L'article 41, par exemple, a été amendé après 1964, parce que vous nous avez demandé de l'amender, parce que cela n'était pas dans le code. Négociez, mon cher monsieur, de bonne loi, mais avec diligence. Chaque mot a été pesé pendant des séances et des séances. Je me souviens de cela. Négociez avec diligence et bonne foi! Après cela, on dit: Si tu manques à cela, si tu ne fais pas cela, l'article 126 s'applique en toutes lettres. L'article 126 dit: Quiconque fait défaut de se conformer à une obligation ou à une prohibition imposée par le présent code ou par un règlement du lieutenant-gouverneur en conseil ou par le règlement d'un commissaire enquêteur ou d'un tribunal ou d'un de ses juges, commet une infraction, à moins qu'une autre peine soit applicable, passible d'une amende de $25 à $100 et de $100 à $1,000 pour chaque récidive dans les deux ans qui suivent.

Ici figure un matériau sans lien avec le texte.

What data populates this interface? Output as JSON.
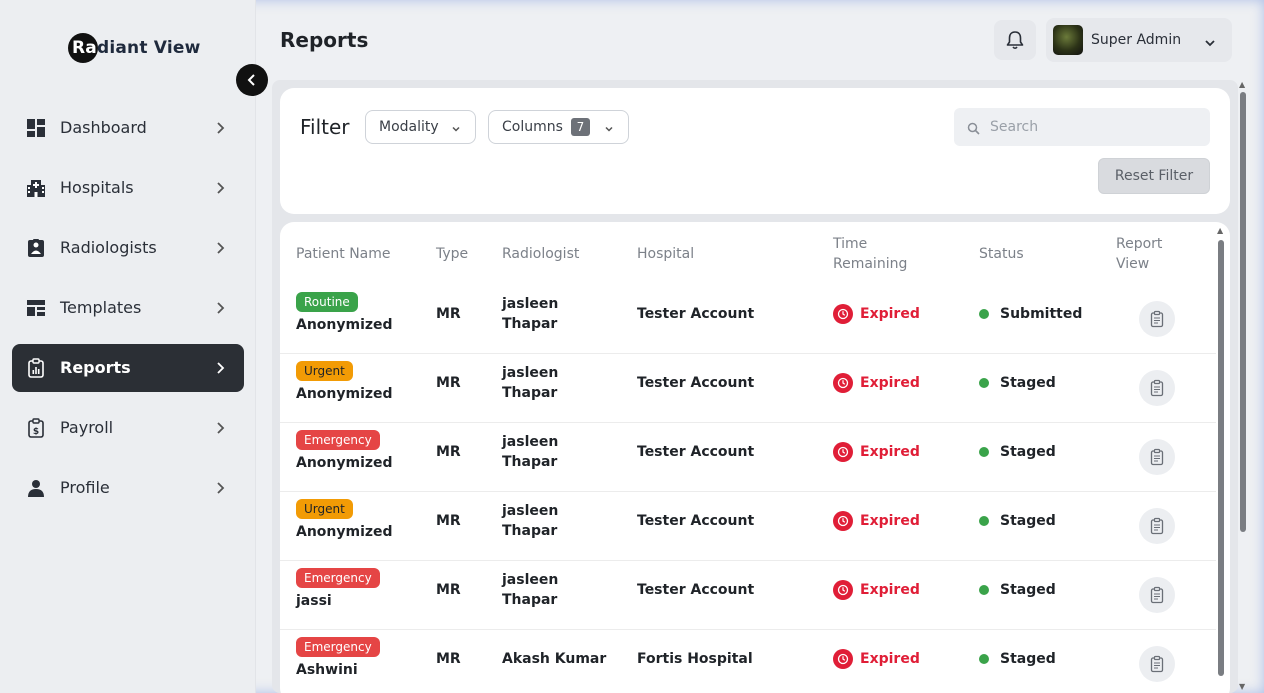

L'article 99, vous l'avez dans le code. L'article 41 : Négociez avec bonne foi, mais avec diligence! Si ce n'est pas cela, si les patrons ne veulent pas négocier avec diligence et bonne foi, bang! Ce ne serait pas un coup de bâton, ce serait la loi! Il y a des moyens bien différents de trouver des méthodes... Pourquoi faire mal au Tribunal du travail pour rien? C'est un tribunal qui va bien, pour le moment. Si on veut s'en servir un jour ou l'autre, M. le ministre, je pense qu'on s'en servira. J'ai, moi-même et personnellement demandé une commission royale d'enquête — cela ne m'a pas encore été accordé — pour entendre ceux qui veulent véritablement nous aider à penser pour 1980 et 1985, pas seulement au point de vue libéral, pas seulement au point de vue du parti, mais au point de vue de la législation du travail.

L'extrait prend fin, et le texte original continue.